Source: TABLES AND GRAPHS BY KATHERINE WILLIAMS
This tutorial covers histograms. Histograms are a particular display for quantitative data. Now, remember, quantitative data is numerical data. It can be measured. It can be used in arithmetic.
Once you have that collection of quantitative data, you start by placing them into bins. That is intervals of even size. For each interval, you calculate the frequency or the count. Then that count tells you the height of the bin, and this graph can help to display some information about our data collection. When we plot the bins, there there's no space in between, so it's different from a bar graph where there is space.
This term bin I keep using comes for an important process called binning. Binning is how you're deciding to pick and create those bins, those intervals of even size. This is a fairly simple process, but the decisions you make affect the outcomes of how your graph looks. If you change the bin size, you can change the shape and size of your graph significantly. If you have too many bins, your graph's going to appear really flat, pretty straight across, and you're not going to be able to find out much information from it.
I've made a short video showing these effects of bin size. We'll watch that now.
[VIDEO PLAYBACK]
- So this histogram shows the body fat percentage of 252 men. Right now, the interval size or how wide bins are 10. Now, what this toggle here is change the bin size. So as I get smaller, we're starting to make more and more bins. And the shape of the graph stays pretty consistent. There's a lower part, and a higher part in the middle, and a lower part at the end. You can start to see a lot more variation in the heights of the bins as you make them smaller and smaller.

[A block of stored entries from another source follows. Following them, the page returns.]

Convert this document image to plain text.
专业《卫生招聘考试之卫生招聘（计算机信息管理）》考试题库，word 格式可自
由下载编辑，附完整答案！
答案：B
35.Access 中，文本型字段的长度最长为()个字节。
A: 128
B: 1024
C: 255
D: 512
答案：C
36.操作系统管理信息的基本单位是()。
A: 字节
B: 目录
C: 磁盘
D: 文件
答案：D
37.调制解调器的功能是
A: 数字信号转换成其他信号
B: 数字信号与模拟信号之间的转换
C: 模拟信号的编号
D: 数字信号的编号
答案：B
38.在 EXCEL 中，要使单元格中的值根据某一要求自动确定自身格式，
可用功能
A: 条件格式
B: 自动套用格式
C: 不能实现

Now, the same thing can happen on the other end. If I start to make the bin sizes a lot wider, then we're not getting very much data, or we're not able to interpret very much from our histogram because the bins are including so much in a chunk. So here, it appears to be a pretty flat graph because the only two intervals that exist are both pretty similar. And there's this third one down here that's very small.
But when I'm making and changing the size of the bins, I'm manipulating how the data appears in our histogram. So the choice of how wide the bins are has an effect on how our histogram appears.
[END PLAYBACK]
Now that we can see the effects of bin size, I've decided to make bins of 5 feet wide to measure the heights of the cherry trees. Here is my data, and I've set up the frequency chart. I've listed all the categories. Those are my bins. They're all 5 feet apart. It starts at 60, which is my lowest value, and goes up to 90, which is just above my highest value.
Now, for the frequency, I want to count how many times my pieces of data appear. So for the 60 to 65 bin, I have 1, 2, 3, maybe four pieces of information. Now, here's where I have a decision to make. And it doesn't matter where I decide, as long as I stay consistent. If we notice, this category goes from 60 to 65, and this one goes from 65 to 70.
Where would I put a data value of 65? Where does that go? I can either put it in the lower bin with the 60 to 65, or I can put it in the upper bin. It doesn't matter what I choose, as long as I do the same thing throughout my chart. Because I have this 60 here, and that one has to go in this bin, I'm going to say that the 65 goes in the upper bin. And I'm going to make a little note of that in case I come across this situation later. So this goes upper. So for 60 to 65, I have just those three values.
For 65 to 70, I have 1, 2, 3, 3 again. For 70 to 75-- 1, 2, 3, 4, 5, 6, 7, 8. And then we decided that the 75s would go in upper bin, so I have 8. 75 to 80-- 1, 2, 3, 4, 5, 6, 7, 8 9, 10. 80 to 85-- 1, 2, 3, 4, 5. And then 85 to 90, I have 1, 2.
So now that I have my frequency table, I can make the histogram. Here's the histogram that reflects the information in the frequency table. For the first bin, from 60 to 65, there are 3 values. For the second bin, 65 to 70, there are again 3 values. For the 75 to 80 bin, it goes all the way up to 10-- 10 values.
Now, like I mentioned before, there's no spaces in between the bins this time. There's no spaces in between intervals. That's different from a bar graph, where there is spaces. So for the quantitative data for the histogram, there's no spacing. It's because the bins are right next to each other. 65 goes right next to the next chunk that goes from 65 to 70. This has been your tutorial on histograms.